Every six months we do a survey of ten meals delivered across the three major platforms to measure the cost of using food delivery. Our most recent findings conclude that the average premium to use food delivery increased slightly from 79% in October 2021 to 82% today (including 20% tip). Our opinion: this is too high for mass adoption.

  • Grubhub and DoorDash were tied for the cheapest. Last year, Grubhub was the cheapest.
  • Food delivery is expensive, with premiums ranging from 40-45% for a ~$13 order. Including a 20% tip, the premium is closer to 82%.
  • There’s a combination of hidden fees and variable pricing across delivery platforms that keep the cost of food delivery high as a percentage of the meal cost.
  • While some consumers are willing to pay for the convenience factor, it’s unlikely that the current cost structure yields mass adoption.
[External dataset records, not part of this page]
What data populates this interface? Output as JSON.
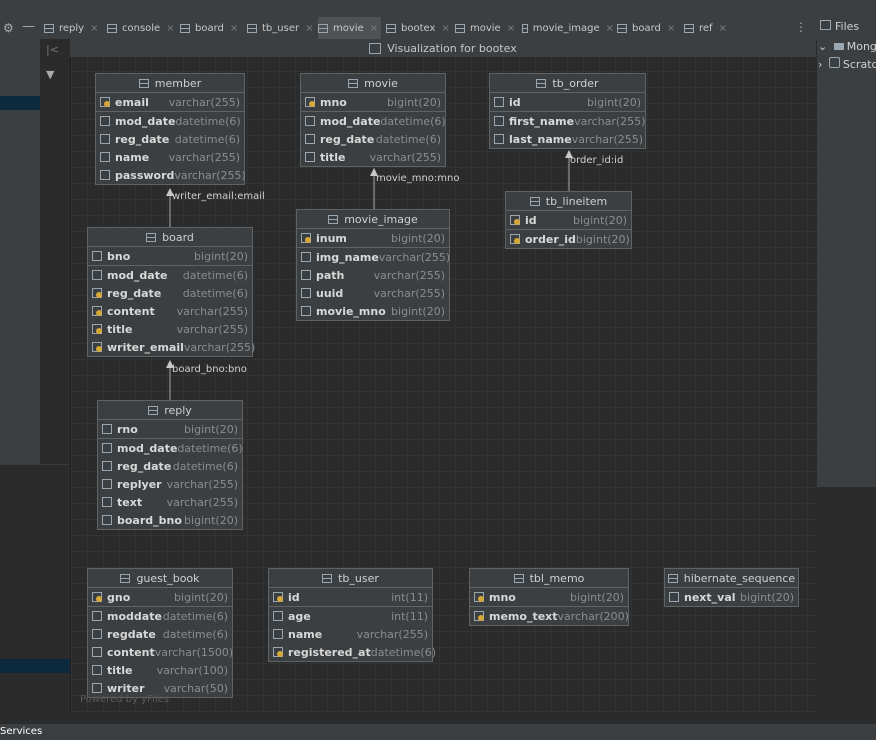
{
  "tabs": [
    {
      "label": "reply"
    },
    {
      "label": "console"
    },
    {
      "label": "board"
    },
    {
      "label": "tb_user"
    },
    {
      "label": "movie",
      "active": true
    },
    {
      "label": "bootex"
    },
    {
      "label": "movie"
    },
    {
      "label": "movie_image"
    },
    {
      "label": "board"
    },
    {
      "label": "ref"
    }
  ],
  "right_panel": {
    "files_label": "Files",
    "items": [
      "Mongo",
      "Scratc"
    ]
  },
  "canvas_title": "Visualization for bootex",
  "watermark": "Powered by yFiles",
  "status": {
    "services": "Services"
  },
  "tables": {
    "member": {
      "name": "member",
      "columns": [
        {
          "name": "email",
          "type": "varchar(255)",
          "key": true
        },
        {
          "name": "mod_date",
          "type": "datetime(6)"
        },
        {
          "name": "reg_date",
          "type": "datetime(6)"
        },
        {
          "name": "name",
          "type": "varchar(255)"
        },
        {
          "name": "password",
          "type": "varchar(255)"
        }
      ]
    },
    "movie": {
      "name": "movie",
      "columns": [
        {
          "name": "mno",
          "type": "bigint(20)",
          "key": true
        },
        {
          "name": "mod_date",
          "type": "datetime(6)"
        },
        {
          "name": "reg_date",
          "type": "datetime(6)"
        },
        {
          "name": "title",
          "type": "varchar(255)"
        }
      ]
    },
    "tb_order": {
      "name": "tb_order",
      "columns": [
        {
          "name": "id",
          "type": "bigint(20)"
        },
        {
          "name": "first_name",
          "type": "varchar(255)"
        },
        {
          "name": "last_name",
          "type": "varchar(255)"
        }
      ]
    },
    "board": {
      "name": "board",
      "columns": [
        {
          "name": "bno",
          "type": "bigint(20)"
        },
        {
          "name": "mod_date",
          "type": "datetime(6)"
        },
        {
          "name": "reg_date",
          "type": "datetime(6)",
          "key": true
        },
        {
          "name": "content",
          "type": "varchar(255)",
          "key": true
        },
        {
          "name": "title",
          "type": "varchar(255)",
          "key": true
        },
        {
          "name": "writer_email",
          "type": "varchar(255)",
          "key": true
        }
      ]
    },
    "movie_image": {
      "name": "movie_image",
      "columns": [
        {
          "name": "inum",
          "type": "bigint(20)",
          "key": true
        },
        {
          "name": "img_name",
          "type": "varchar(255)"
        },
        {
          "name": "path",
          "type": "varchar(255)"
        },
        {
          "name": "uuid",
          "type": "varchar(255)"
        },
        {
          "name": "movie_mno",
          "type": "bigint(20)"
        }
      ]
    },
    "tb_lineitem": {
      "name": "tb_lineitem",
      "columns": [
        {
          "name": "id",
          "type": "bigint(20)",
          "key": true
        },
        {
          "name": "order_id",
          "type": "bigint(20)",
          "key": true
        }
      ]
    },
    "reply": {
      "name": "reply",
      "columns": [
        {
          "name": "rno",
          "type": "bigint(20)"
        },
        {
          "name": "mod_date",
          "type": "datetime(6)"
        },
        {
          "name": "reg_date",
          "type": "datetime(6)"
        },
        {
          "name": "replyer",
          "type": "varchar(255)"
        },
        {
          "name": "text",
          "type": "varchar(255)"
        },
        {
          "name": "board_bno",
          "type": "bigint(20)"
        }
      ]
    },
    "guest_book": {
      "name": "guest_book",
      "columns": [
        {
          "name": "gno",
          "type": "bigint(20)",
          "key": true
        },
        {
          "name": "moddate",
          "type": "datetime(6)"
        },
        {
          "name": "regdate",
          "type": "datetime(6)"
        },
        {
          "name": "content",
          "type": "varchar(1500)"
        },
        {
          "name": "title",
          "type": "varchar(100)"
        },
        {
          "name": "writer",
          "type": "varchar(50)"
        }
      ]
    },
    "tb_user": {
      "name": "tb_user",
      "columns": [
        {
          "name": "id",
          "type": "int(11)",
          "key": true
        },
        {
          "name": "age",
          "type": "int(11)"
        },
        {
          "name": "name",
          "type": "varchar(255)"
        },
        {
          "name": "registered_at",
          "type": "datetime(6)",
          "key": true
        }
      ]
    },
    "tbl_memo": {
      "name": "tbl_memo",
      "columns": [
        {
          "name": "mno",
          "type": "bigint(20)",
          "key": true
        },
        {
          "name": "memo_text",
          "type": "varchar(200)",
          "key": true
        }
      ]
    },
    "hibernate_sequence": {
      "name": "hibernate_sequence",
      "columns": [
        {
          "name": "next_val",
          "type": "bigint(20)"
        }
      ]
    }
  },
  "edges": [
    {
      "label": "writer_email:email"
    },
    {
      "label": "movie_mno:mno"
    },
    {
      "label": "order_id:id"
    },
    {
      "label": "board_bno:bno"
    }
  ]
}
The basics of a food delivery order

We made ten identical food orders and did a fee average across DoorDash, Uber Eats, and Grubhub from upstate New York. We then compared it to the price a consumer would pay going directly to the restaurant. The table below summarizes our findings related to the total meal price (TMP) premium. Note: this exercise includes a 20% tip to the overall order price.

The same delivery address was used for all orders. While delivery, service, and tax fees certainly vary across the country, we believe the basic insights are applicable more broadly.

Food delivery is more expensive than you think

The first thing that stands out is the initial markup premium, which is 8-12% across the platforms. The initial markup premium is the difference between the meal price that a restaurant lists on its own website and the base price listed on the delivery app. We believe most restaurants raise menu prices on delivery apps to offset the roughly 15-20% delivery and service commissions of the platform.

Delivery fees ranged from $1.08 to $2.04 on average. Since delivery fees remain constant on orders over $10, their contribution to the total meal price varies by order size.  Service fees are determined as a percentage of the platform meal list price, usually around 15%. This means that the dollar amount paid in service fees increases as the order size grows.

While it’s not explicitly stated when the sales tax is applied, we think it’s applied after delivery, service and regulation fees have been added. This implies average tax rates of ~7%.

It’s worth noting that the overall premium increase from Fall to Spring 2022 (79% to 82%) was the result of a higher delivery fee offset by the elimination of a regulation fee, applied by DoorDash and Uber, to circumvent capped service fees of 15% during the peak of the pandemic. The effort to cap service charges on delivery platforms was driven by concerns that consumers were being overcharged.

Time is money

In terms of cost of delivery, we found the markups to be egregious. That said, with food delivery, consumers are buying time. All said and done, we estimate that it typically takes 30 minutes to drive and pick up a meal. Factoring in a 50% delivery premium on a $20 order means the customer is valuing their leisure time at $20/hour. Typically, people value leisure time over work time. In other words, delivery is expensive but worth it for “time is money” consumers.